Deriving the formula for $\cos^{-1}x+\cos^{-1}y$

Question

I am trying to prove the following:

$$\cos^{-1}x+\cos^{-1}y=\begin{cases}\cos^{-1}(xy-\sqrt{1-x^2}\sqrt{1-y^2});&-1\le x,y\le1\text{ and }x+y\ge0\\2\pi-cos^{-1}(xy-\sqrt{1-x^2}\sqrt{1-y^2});&-1\le x,y\le1\text{ and }x+y\le0\end{cases}$$

Let $\cos^{-1}x=A, \cos^{-1}y=B.$ Since $-1\le x,y\le1\implies0\le A,B\le\pi\implies0\le A+B\le2\pi$

$\cos(A+B)=\cos A\cos B-\sin A\sin B=xy-\sqrt{1-x^2}\sqrt{1-y^2}$ (since the sine function is positive in $1$st and $2$nd quadrants.)

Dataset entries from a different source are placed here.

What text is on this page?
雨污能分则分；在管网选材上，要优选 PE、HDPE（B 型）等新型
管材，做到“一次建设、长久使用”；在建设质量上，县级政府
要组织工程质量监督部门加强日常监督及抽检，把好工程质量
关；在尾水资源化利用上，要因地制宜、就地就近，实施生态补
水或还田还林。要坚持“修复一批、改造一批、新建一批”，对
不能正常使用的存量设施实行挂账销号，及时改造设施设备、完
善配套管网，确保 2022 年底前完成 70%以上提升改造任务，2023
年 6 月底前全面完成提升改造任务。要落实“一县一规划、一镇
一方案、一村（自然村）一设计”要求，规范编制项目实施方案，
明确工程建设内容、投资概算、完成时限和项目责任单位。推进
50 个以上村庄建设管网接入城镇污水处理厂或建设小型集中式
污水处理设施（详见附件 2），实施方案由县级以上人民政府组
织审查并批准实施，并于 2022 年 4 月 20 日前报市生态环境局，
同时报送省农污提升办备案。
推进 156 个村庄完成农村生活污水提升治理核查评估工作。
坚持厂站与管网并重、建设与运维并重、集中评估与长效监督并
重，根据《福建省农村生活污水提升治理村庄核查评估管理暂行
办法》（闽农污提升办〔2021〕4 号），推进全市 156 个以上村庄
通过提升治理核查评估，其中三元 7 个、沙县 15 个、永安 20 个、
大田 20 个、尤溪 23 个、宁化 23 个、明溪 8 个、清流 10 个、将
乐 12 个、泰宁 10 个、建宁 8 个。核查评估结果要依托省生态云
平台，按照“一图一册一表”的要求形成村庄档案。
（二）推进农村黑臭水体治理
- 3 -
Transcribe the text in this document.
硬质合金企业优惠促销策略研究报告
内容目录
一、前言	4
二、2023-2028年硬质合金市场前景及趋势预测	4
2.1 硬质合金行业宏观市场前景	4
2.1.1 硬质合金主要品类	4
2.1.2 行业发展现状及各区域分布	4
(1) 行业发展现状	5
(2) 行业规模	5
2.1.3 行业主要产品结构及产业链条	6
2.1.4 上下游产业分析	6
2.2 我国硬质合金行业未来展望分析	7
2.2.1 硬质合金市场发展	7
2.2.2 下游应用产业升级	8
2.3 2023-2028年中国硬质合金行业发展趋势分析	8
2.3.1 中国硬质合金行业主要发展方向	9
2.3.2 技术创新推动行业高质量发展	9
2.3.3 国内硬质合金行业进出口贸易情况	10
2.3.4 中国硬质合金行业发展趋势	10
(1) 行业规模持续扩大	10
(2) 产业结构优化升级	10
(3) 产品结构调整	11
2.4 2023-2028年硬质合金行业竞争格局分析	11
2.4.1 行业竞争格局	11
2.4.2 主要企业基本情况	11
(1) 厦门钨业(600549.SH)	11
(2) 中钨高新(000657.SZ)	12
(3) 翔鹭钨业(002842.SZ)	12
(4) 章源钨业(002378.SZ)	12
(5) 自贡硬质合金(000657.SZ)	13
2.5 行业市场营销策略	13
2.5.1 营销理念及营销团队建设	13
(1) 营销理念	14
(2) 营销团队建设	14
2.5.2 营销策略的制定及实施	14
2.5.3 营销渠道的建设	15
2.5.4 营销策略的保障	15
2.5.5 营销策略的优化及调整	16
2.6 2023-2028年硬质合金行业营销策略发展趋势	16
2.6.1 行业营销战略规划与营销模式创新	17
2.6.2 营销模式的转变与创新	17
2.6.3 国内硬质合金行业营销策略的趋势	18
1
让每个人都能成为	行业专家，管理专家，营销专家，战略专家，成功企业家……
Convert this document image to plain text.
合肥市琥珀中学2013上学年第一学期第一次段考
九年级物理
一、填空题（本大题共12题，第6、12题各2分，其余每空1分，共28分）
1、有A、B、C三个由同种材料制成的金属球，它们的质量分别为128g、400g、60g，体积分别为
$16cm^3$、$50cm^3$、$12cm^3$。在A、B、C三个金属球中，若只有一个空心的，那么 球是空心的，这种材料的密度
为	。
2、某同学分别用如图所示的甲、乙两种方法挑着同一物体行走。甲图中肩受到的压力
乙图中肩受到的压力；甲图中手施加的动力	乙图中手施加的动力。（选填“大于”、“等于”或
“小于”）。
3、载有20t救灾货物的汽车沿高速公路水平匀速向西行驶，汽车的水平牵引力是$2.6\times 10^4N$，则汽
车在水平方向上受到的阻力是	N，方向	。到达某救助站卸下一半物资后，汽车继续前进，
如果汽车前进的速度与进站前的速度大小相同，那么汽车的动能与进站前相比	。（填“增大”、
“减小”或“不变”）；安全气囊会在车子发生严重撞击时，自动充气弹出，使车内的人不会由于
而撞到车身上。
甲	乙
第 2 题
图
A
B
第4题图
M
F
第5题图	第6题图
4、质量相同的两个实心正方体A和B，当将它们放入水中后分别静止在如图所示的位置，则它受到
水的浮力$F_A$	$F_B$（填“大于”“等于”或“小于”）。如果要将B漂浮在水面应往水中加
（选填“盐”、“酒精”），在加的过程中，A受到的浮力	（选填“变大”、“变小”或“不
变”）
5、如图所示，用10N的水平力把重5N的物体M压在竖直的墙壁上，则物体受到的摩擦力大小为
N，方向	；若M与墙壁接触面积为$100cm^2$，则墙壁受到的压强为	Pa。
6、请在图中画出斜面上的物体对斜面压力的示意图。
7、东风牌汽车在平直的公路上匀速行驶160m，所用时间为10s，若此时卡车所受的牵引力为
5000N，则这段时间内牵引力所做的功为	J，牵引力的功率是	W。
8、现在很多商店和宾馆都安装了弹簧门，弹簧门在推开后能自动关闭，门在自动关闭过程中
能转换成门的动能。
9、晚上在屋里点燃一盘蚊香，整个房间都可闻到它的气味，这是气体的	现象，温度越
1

Therefore, $\cos^{-1}(xy-\sqrt{1-x^2}\sqrt{1-y^2})=\cos^{-1}(\cos(A+B))=\begin{cases}A+B;&0\le A+B\le\pi\implies0\le A,B\le\frac\pi2\\2\pi-(A+B);&\pi\le A+B\le2\pi\implies\frac\pi2\le A,B\le\pi\end{cases}$

From this, how do we conclude about $x+y$?

Answer 1

$\cos^{-1}(xy-\sqrt{1-x^2}\sqrt{1-y^2})=\cos^{-1}(\cos(A+B))=\begin{cases}A+B;&0\le A+B\le\pi\implies0\le A,B\le\frac\pi2\\2\pi-(A+B);&\pi\le A+B\le2\pi\implies\frac\pi2\le A,B\le\pi\end{cases}$

$0\leq A+B \leq\pi$

Now, A and B is always greater than $0$,therefore $0\leq A+B$ is always true.

Leaving us with,

$\implies A+B \leq\pi$

$\implies A\leq\pi-B$

$\implies \cos(A)\geq\ \cos(\pi-B)$ (as both LHS and RHS vary from $0$ to $\pi$ where $\cos$ is decreasing.)

$\implies x\geq -y$

$\implies x+y\geq 0$

I will be doing the first case only,leaving the second for you to do yourself.

Answer 2

In first case you found that

$$0\leq A+B\leq \pi$$ which becomes

$$0\leq\cos^{-1}x+\cos^{-1}y\leq \pi$$

Note the first inequality above is true for all $x,y\in[-1,1]$

Now the second inequality becomes $$\cos^{-1}x+\cos^{-1}y\leq \pi$$

$$\cos^{-1}x\leq\pi-\cos^{-1}y$$

$$\cos^{-1}x\leq\cos^{-1}(-y)$$

Now $f(x)=\cos^{-1}x$ is strictly decreasing function , therefore $$\cos^{-1}x\leq\cos^{-1}(-y)\implies x\geq-y\implies x+y\geq0$$

because for a decreasing function $$f(x)\leq f(y)\iff x\geq y$$

Similarly second case could be proven.